I’ve found the same process works whether you're designing for humans or computers; one audience is just more predictable. Both give you hints when you're asking too much of them, and both shut down when you’ve taken it too far. But no matter who (or what) your audience may be, I've learned to never ask for more than what’s necessary.
Manage how tasks are processed
To get the most out of the machine running your code, you dedicate it's memory to the tasks at hand, release anything you don’t need, and point to where it can access information in the future. The same can be done with people.
To get the most from your users, you have to first break down tasks into bite-sized portions. This helps users dedicate all of their mental processing power to whatever task you've asked them to complete. As they progress, show what information has been saved so they dedicate more memory to whatever is next.

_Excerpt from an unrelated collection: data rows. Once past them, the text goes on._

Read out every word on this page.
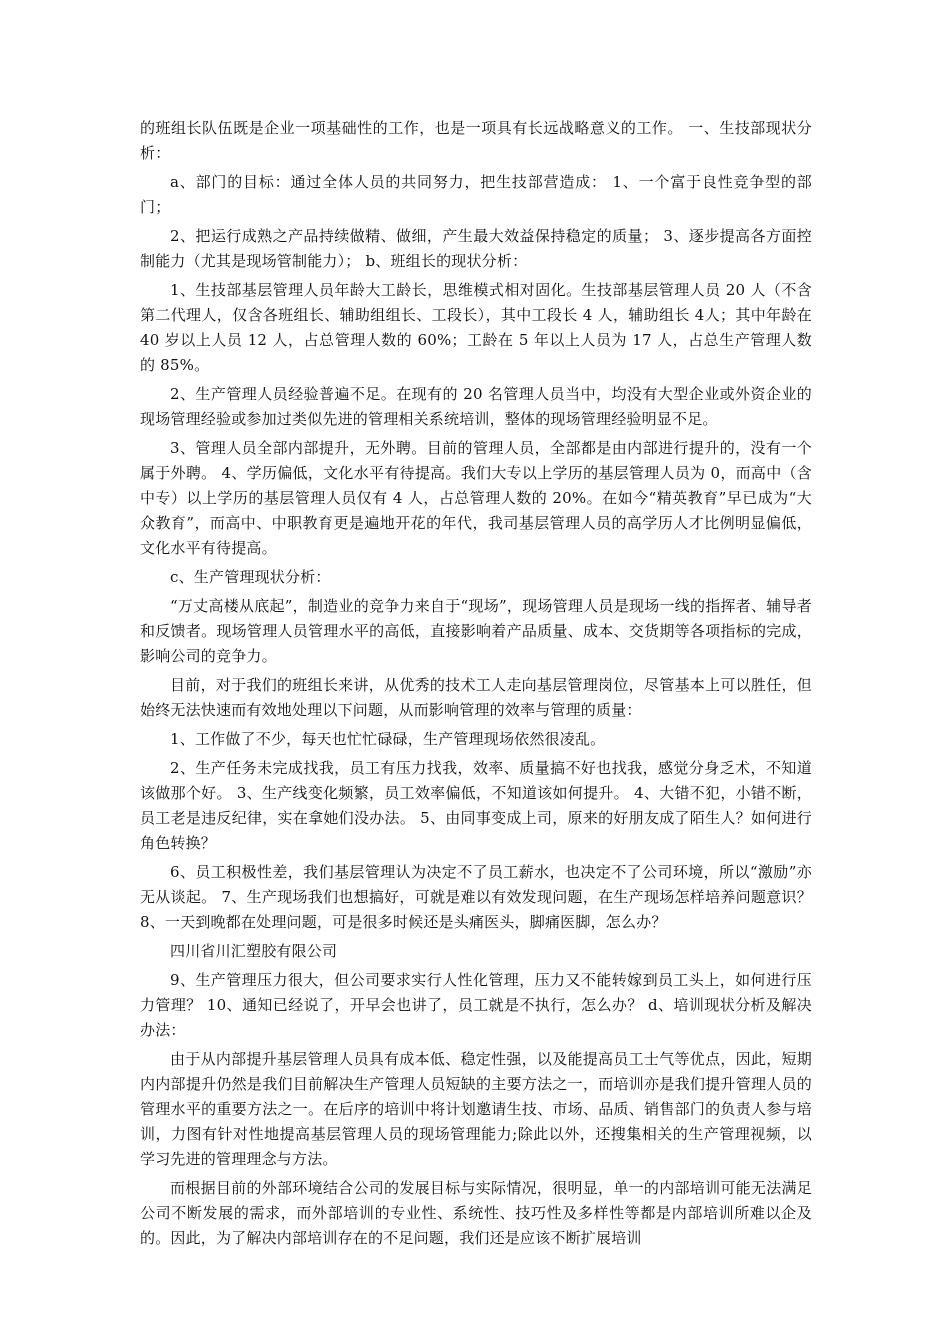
的班组长队伍既是企业一项基础性的工作，也是一项具有长远战略意义的工作。 一、生技部现状分析：

a、部门的目标：通过全体人员的共同努力，把生技部营造成： 1、一个富于良性竞争型的部门；

2、把运行成熟之产品持续做精、做细，产生最大效益保持稳定的质量； 3、逐步提高各方面控制能力（尤其是现场管制能力）； b、班组长的现状分析：

1、生技部基层管理人员年龄大工龄长，思维模式相对固化。生技部基层管理人员 20 人（不含第二代理人，仅含各班组长、辅助组组长、工段长），其中工段长 4 人，辅助组长 4人；其中年龄在 40 岁以上人员 12 人，占总管理人数的 60%；工龄在 5 年以上人员为 17 人，占总生产管理人数的 85%。

2、生产管理人员经验普遍不足。在现有的 20 名管理人员当中，均没有大型企业或外资企业的现场管理经验或参加过类似先进的管理相关系统培训，整体的现场管理经验明显不足。

3、管理人员全部内部提升，无外聘。目前的管理人员，全部都是由内部进行提升的，没有一个属于外聘。 4、学历偏低，文化水平有待提高。我们大专以上学历的基层管理人员为 0，而高中（含中专）以上学历的基层管理人员仅有 4 人，占总管理人数的 20%。在如今“精英教育”早已成为“大众教育”，而高中、中职教育更是遍地开花的年代，我司基层管理人员的高学历人才比例明显偏低，文化水平有待提高。

c、生产管理现状分析：

“万丈高楼从底起”，制造业的竞争力来自于“现场”，现场管理人员是现场一线的指挥者、辅导者和反馈者。现场管理人员管理水平的高低，直接影响着产品质量、成本、交货期等各项指标的完成，影响公司的竞争力。

目前，对于我们的班组长来讲，从优秀的技术工人走向基层管理岗位，尽管基本上可以胜任，但始终无法快速而有效地处理以下问题，从而影响管理的效率与管理的质量：

1、工作做了不少，每天也忙忙碌碌，生产管理现场依然很凌乱。

2、生产任务未完成找我，员工有压力找我，效率、质量搞不好也找我，感觉分身乏术，不知道该做那个好。 3、生产线变化频繁，员工效率偏低，不知道该如何提升。 4、大错不犯，小错不断，员工老是违反纪律，实在拿她们没办法。 5、由同事变成上司，原来的好朋友成了陌生人？如何进行角色转换？

6、员工积极性差，我们基层管理认为决定不了员工薪水，也决定不了公司环境，所以“激励”亦无从谈起。 7、生产现场我们也想搞好，可就是难以有效发现问题，在生产现场怎样培养问题意识？ 8、一天到晚都在处理问题，可是很多时候还是头痛医头，脚痛医脚，怎么办？

四川省川汇塑胶有限公司

9、生产管理压力很大，但公司要求实行人性化管理，压力又不能转嫁到员工头上，如何进行压力管理？ 10、通知已经说了，开早会也讲了，员工就是不执行，怎么办？ d、培训现状分析及解决办法：

由于从内部提升基层管理人员具有成本低、稳定性强，以及能提高员工士气等优点，因此，短期内内部提升仍然是我们目前解决生产管理人员短缺的主要方法之一，而培训亦是我们提升管理人员的管理水平的重要方法之一。在后序的培训中将计划邀请生技、市场、品质、销售部门的负责人参与培训，力图有针对性地提高基层管理人员的现场管理能力;除此以外，还搜集相关的生产管理视频，以学习先进的管理理念与方法。

而根据目前的外部环境结合公司的发展目标与实际情况，很明显，单一的内部培训可能无法满足公司不断发展的需求，而外部培训的专业性、系统性、技巧性及多样性等都是内部培训所难以企及的。因此，为了解决内部培训存在的不足问题，我们还是应该不断扩展培训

If tasks aren’t managed properly you run the risk of users shutting down and leaving your app. But this is entirely avoidable if you’re able to delegate which tasks users need to focus on, and, more importantly, which ones they shouldn’t.
Memory over intelligence
Memory (or mental capacity, in this case) and intelligence are both used when doing something completely new, but with so many patterns and flows reused across the web, only memory is something that is a factor in every user session.
As a designer, I know to lean on as many constraints as I can. If managed the right way, memory can be one of those constraints that breaks up your solution into the right-sized portions.